Po pierwszych zajęciach z czystym sumieniem odpuściłam sobie psychoterapię (prowadzoną w suterenie, z kiblową rurą spustową w pomieszczeniu. Co chwilę słychac było odgłos WCwodospadu :-) ).

Becia:
tak, zabiegów dużo, około 100
ale w Polanicy, kończą się ok. 15ej, za wyjątkiem dwóch dni w tygodniu, kiedy jest psychoterapia albo relaksacja
jedziesz w pięknym okresie, jeszcze różaneczniki powinny w parku obok sanatorium kwitnąć
wtedy najdłuższe dni, więc spacerować można i do 22ej
na balety, gdy ktoś lubi, zawsze jest czas wieczorami O0

TOJKA:
co Ty Becia opowiadasz  ;) na moim turnusie zabiegi kończyły się ok. 16.30 (kolezanka z pokoju tak przychodziła z basenu), mój basen kończył sie o przed 16-tą.
Bylam na turnusie przelom wrzesnia i października.
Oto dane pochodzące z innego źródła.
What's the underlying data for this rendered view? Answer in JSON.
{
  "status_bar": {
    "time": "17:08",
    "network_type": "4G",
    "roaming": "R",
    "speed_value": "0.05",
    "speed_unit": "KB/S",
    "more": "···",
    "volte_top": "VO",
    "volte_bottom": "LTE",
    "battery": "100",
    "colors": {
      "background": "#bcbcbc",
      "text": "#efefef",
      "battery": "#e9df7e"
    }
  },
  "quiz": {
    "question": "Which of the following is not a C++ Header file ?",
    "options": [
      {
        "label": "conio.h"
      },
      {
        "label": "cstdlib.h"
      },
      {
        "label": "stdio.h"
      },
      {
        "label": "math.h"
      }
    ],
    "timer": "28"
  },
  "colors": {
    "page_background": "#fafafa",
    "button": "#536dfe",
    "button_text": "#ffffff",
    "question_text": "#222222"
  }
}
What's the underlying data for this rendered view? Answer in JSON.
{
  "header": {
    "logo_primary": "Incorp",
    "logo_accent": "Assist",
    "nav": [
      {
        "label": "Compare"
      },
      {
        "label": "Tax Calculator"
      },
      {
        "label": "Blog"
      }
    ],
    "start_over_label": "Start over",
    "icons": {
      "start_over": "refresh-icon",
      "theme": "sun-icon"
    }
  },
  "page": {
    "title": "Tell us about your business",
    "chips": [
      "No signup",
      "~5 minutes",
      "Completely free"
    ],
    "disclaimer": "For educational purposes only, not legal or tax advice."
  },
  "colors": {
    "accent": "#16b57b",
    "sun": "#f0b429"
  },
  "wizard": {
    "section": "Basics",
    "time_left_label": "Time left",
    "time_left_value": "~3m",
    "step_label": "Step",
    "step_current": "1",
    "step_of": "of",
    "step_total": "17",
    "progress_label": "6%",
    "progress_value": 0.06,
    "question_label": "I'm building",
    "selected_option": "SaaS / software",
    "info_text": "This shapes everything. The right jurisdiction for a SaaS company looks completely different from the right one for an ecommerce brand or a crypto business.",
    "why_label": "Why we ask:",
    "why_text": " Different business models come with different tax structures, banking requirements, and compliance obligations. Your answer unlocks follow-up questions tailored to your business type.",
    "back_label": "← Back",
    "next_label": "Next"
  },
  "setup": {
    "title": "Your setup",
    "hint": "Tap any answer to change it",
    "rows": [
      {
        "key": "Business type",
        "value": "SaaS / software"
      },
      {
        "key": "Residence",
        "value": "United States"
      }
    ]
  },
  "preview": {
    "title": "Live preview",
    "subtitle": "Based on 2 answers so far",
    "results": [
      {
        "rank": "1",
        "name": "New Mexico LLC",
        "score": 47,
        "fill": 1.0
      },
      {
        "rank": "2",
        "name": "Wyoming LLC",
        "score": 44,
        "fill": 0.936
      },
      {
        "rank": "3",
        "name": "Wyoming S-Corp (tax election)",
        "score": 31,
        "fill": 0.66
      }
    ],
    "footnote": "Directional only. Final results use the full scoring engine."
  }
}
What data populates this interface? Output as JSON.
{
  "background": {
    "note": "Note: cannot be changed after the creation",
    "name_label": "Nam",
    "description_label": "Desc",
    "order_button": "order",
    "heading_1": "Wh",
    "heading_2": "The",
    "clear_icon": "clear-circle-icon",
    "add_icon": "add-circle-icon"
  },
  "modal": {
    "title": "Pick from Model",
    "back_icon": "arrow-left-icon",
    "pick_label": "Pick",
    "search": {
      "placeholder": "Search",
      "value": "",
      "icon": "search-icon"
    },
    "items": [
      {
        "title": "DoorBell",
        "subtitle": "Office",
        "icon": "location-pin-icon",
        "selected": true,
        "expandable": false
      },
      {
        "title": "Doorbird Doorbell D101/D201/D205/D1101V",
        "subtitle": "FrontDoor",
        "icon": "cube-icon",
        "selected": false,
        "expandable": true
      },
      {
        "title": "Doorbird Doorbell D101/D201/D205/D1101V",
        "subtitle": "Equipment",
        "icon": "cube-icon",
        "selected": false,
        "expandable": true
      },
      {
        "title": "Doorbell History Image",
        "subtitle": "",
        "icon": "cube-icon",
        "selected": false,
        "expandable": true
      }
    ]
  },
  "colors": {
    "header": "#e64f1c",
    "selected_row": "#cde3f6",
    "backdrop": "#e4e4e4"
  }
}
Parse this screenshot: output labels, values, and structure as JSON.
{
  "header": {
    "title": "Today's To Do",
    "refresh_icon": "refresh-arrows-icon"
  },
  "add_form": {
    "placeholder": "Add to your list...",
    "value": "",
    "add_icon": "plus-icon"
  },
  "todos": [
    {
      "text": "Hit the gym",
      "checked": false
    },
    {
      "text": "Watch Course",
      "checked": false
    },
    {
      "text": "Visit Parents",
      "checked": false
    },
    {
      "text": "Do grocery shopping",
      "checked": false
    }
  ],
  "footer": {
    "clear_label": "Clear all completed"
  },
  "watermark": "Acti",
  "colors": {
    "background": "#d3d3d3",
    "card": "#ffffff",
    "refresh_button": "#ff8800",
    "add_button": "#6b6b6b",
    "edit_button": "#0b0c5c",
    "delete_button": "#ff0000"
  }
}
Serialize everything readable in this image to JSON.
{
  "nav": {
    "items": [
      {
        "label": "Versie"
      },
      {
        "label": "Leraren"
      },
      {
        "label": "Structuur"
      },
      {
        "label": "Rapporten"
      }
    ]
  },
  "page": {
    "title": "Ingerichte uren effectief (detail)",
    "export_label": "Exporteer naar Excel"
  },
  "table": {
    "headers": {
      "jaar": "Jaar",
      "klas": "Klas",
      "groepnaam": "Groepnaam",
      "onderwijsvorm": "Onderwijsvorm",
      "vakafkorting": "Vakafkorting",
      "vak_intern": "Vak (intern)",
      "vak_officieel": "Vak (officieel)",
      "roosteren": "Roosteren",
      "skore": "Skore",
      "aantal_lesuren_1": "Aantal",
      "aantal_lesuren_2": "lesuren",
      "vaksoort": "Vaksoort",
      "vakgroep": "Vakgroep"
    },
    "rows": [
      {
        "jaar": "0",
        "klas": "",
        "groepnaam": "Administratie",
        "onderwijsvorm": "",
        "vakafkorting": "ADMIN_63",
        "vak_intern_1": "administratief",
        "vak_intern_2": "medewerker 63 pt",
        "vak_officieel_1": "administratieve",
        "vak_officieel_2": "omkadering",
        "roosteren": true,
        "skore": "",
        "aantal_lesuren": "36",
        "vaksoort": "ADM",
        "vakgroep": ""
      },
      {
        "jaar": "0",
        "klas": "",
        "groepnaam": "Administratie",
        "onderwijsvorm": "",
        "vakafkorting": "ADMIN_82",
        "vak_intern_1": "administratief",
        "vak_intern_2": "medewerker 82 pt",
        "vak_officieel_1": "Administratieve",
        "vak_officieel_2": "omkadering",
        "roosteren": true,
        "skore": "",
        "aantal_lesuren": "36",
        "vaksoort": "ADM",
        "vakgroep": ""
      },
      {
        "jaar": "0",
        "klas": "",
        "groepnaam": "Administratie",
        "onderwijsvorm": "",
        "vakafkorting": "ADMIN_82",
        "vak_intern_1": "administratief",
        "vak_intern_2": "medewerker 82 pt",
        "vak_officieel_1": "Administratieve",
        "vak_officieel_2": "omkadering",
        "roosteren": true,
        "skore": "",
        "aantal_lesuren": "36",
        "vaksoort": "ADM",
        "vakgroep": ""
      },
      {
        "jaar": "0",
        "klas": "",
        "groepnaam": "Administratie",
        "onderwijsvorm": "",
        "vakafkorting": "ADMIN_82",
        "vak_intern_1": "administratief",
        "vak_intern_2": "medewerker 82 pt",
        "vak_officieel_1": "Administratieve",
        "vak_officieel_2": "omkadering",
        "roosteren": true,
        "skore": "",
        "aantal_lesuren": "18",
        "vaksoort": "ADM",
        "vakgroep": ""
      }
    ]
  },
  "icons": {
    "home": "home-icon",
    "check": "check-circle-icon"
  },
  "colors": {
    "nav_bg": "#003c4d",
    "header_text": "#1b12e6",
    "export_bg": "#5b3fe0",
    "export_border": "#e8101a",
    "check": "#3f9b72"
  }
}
Wtedy dni juz krótsze niż w czerwcu, ale dawałam rade pochodzic z kijkami ;) a i piesze dluższe wędrówki tez były (najdluższa 21 km) - ale to juz raczej sobota i niedziela.
Relaksacje, psychologa i spotkania z lekarzami sobie odpuszczałam - wielokrotnie byłam juz na prewencji rentowej, więc dla mnie, amazonki z dośc długim stażem, uwazalam, że sa zbyteczne, tym bardziej, ze nigdy "nie czułam" relaksacji ;)
Na spacerki wyciszające (samotnie z kijkami) chodziłam miedzy zabiegami - trasa nieedźwiedzia, albo po parku (duzy obszar).
Na balety chodziłam prawie w każdy wieczór do "Zdrojowej", pomimo, ze muzyka mi nie bardzo odpowiadała, ale blisko było ;)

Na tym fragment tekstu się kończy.